Une fois le marquage dispositif médical obtenu pourrait se poser la question du remboursement. Or actuellement en France, les applications ne font pas partie de la liste des produits et prestations remboursables (LPPR). Mais ce cadre législatif pourrait évoluer, avec la HAS et l’ordre national des médecins qui se sont positionnés en faveur d’un remboursement d’une application pour patients diabétiques en 2017. En attendant, quel business model adopter par les éditeurs ? Les jeux vidéo sont de plus en plus disponibles via des plateformes en ligne, accessibles sur ordinateur, tablette ou smartphone. L’éditeur peut donc opter pour un modèle Freemium, c’est-à-dire permettre aux utilisateurs de télécharger et utiliser l’application gratuitement, tout en proposant un abonnement mensuel pour des services supplémentaires. C’est le parti pris de la plateforme Curapy, permettant d’accéder gratuitement aux jeux thérapeutiques, et d’assurer un suivi de l’évolution moyennant cinq euros par mois, ou de bénéficier en plus de la planification des séances et transmission des résultats à son professionnel de santé moyennant dix euros par mois. L’éditeur de serious game certifié dispositif médical pourrait également proposer l’utilisation de son jeu vidéo à des tarifs moins attrayants via des partenariats avec des mutuelles privées. Celles-ci proposeraient alors un remboursement de l’application en contrepartie du bon usage du jeu vidéo tel que recommandé pour la pathologie. Dans ce cas, l’éditeur pourrait soit opter pour un abonnement mensuel, soit proposer un unique paiement fixe, mais ne profiterait pas dans ce cas de l’aspect chronique de nombreuses maladies neurodégénératives. Une autre possibilité consisterait à concilier les deux, en proposant paiement fixe et somme modique mensuelle pour continuer à utiliser le jeu. Enfin, l’éditeur pourrait proposer un modèle centré sur les hôpitaux ayant un département de neurologie. Dans ce cas, l’application serait payée par le centre hospitalier pour un nombre de patients défini. Ce serait alors le neurologue qui pousserait certains patients spécifiques vers l’utilisation de l’application.

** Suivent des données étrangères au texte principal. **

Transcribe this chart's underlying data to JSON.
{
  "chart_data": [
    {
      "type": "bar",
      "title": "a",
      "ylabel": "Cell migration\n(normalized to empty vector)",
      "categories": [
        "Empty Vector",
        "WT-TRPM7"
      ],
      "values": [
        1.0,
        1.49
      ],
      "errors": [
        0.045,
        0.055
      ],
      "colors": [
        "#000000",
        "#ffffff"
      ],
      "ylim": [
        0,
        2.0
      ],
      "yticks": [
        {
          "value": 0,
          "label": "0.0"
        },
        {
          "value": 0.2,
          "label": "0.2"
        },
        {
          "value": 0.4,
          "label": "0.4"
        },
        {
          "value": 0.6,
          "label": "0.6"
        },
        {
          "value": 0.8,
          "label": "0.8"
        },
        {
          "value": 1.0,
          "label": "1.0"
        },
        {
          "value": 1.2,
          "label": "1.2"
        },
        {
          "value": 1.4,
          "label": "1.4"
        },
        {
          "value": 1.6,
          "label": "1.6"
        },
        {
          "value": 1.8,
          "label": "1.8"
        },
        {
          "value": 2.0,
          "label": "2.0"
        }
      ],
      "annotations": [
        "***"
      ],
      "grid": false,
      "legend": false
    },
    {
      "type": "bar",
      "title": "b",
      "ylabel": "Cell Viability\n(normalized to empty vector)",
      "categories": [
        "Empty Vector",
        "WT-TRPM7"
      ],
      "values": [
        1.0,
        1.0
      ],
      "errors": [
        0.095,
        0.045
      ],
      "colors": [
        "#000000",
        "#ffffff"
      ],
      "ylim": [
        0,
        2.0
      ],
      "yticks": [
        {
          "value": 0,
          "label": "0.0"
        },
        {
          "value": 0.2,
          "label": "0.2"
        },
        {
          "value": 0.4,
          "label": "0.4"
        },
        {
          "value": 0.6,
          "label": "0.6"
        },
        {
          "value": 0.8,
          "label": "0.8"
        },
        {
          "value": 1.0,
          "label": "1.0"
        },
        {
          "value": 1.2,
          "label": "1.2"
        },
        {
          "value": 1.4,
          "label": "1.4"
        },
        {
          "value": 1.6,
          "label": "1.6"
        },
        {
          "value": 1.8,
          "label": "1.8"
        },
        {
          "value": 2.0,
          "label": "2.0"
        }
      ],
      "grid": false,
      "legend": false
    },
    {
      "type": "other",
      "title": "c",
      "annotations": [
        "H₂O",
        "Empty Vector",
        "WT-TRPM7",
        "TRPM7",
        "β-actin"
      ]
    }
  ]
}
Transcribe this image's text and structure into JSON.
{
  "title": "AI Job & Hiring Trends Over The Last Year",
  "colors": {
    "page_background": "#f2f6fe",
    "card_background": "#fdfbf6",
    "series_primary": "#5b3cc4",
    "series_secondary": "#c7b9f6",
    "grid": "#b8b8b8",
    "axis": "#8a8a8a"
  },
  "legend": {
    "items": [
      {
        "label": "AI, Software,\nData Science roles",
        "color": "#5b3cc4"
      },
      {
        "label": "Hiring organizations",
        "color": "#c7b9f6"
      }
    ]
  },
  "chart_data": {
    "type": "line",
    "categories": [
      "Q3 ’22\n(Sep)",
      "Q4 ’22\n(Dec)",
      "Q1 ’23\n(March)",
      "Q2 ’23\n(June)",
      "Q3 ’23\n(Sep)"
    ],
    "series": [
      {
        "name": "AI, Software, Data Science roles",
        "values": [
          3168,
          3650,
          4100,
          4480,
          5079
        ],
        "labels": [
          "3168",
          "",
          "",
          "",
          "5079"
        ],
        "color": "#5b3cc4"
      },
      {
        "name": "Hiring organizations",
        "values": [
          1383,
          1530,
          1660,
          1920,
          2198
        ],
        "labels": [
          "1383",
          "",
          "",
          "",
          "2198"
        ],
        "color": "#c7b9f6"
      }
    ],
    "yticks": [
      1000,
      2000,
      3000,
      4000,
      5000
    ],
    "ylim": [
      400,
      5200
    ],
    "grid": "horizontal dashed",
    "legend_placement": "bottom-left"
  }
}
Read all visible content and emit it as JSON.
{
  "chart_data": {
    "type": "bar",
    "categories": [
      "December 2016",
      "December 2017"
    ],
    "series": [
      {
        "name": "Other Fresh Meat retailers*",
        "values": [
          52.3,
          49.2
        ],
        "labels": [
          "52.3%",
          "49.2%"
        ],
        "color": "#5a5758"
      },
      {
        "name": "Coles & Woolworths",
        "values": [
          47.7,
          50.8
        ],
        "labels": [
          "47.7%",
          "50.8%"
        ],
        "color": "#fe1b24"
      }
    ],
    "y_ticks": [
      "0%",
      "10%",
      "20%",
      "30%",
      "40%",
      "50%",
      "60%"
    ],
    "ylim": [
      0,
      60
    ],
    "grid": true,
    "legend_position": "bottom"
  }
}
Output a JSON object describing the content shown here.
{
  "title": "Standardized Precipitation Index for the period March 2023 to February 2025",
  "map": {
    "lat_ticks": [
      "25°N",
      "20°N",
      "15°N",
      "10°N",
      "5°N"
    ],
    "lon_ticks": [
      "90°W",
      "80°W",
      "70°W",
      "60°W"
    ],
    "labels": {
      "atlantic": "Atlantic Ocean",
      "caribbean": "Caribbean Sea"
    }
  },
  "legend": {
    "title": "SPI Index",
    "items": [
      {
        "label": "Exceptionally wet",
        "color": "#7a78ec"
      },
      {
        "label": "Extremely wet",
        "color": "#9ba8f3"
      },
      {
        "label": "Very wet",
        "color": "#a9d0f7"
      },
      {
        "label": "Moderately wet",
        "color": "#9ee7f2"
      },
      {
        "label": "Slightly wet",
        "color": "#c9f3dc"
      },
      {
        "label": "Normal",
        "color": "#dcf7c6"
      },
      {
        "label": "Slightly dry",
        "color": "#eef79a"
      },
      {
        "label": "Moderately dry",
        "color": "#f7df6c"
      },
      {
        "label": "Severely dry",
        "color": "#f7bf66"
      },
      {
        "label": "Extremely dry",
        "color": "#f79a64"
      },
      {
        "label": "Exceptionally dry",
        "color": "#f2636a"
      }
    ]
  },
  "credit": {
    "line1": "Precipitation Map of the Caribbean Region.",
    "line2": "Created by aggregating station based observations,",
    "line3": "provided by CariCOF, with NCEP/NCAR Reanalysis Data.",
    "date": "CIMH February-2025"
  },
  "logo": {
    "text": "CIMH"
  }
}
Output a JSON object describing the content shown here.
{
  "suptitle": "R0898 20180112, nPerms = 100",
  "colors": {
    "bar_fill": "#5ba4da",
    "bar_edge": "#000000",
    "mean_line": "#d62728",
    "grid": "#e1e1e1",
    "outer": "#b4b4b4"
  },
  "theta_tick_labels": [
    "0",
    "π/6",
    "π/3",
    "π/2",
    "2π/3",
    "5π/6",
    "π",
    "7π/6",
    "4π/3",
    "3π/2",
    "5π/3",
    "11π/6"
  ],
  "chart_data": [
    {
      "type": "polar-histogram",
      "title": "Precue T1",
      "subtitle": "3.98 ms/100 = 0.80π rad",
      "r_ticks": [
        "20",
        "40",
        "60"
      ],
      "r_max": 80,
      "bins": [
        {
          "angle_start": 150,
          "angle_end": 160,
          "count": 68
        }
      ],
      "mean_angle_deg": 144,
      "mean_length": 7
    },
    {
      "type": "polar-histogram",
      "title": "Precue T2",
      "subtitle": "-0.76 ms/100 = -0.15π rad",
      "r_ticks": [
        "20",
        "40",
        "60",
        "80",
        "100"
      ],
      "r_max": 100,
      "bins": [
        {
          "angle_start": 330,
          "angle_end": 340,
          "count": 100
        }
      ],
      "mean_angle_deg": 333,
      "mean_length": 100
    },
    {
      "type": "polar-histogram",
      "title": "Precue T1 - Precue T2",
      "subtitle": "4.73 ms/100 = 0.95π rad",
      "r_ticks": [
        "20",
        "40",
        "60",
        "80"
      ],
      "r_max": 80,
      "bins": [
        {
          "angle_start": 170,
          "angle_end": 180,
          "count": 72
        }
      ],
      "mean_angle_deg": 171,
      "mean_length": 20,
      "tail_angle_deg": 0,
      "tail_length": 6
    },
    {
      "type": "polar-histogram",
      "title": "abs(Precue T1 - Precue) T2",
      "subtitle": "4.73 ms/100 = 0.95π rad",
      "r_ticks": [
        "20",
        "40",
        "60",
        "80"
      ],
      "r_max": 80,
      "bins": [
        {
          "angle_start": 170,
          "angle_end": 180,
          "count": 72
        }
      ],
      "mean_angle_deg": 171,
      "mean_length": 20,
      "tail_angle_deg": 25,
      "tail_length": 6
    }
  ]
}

« Il est clair que les jeux vidéo thérapeutiques sont une opportunité incroyable pour répondre aux enjeux médicaux et sociétaux dont relève le vieillissement de la population, en apportant une réponse concrète à la problématique de la réadaptation du parcours de soin en rééducation surtout dans le cadre des maladies neurologiques. Et comme l’enjeu de réduction des coûts est aujourd’hui au cœur des problématiques de santé, l’usage des technologies innovantes représente une piste de réduction des dépenses publiques sérieuse à suivre de très près. Au-delà des hôpitaux, des acteurs comme les EHPAD et maisons de retraite pourraient ainsi voir la tendance se développer pour accompagner les différents symptômes liés au vieillissement.» conclut Marie Rolin, Responsable de Mission chez Alcimed.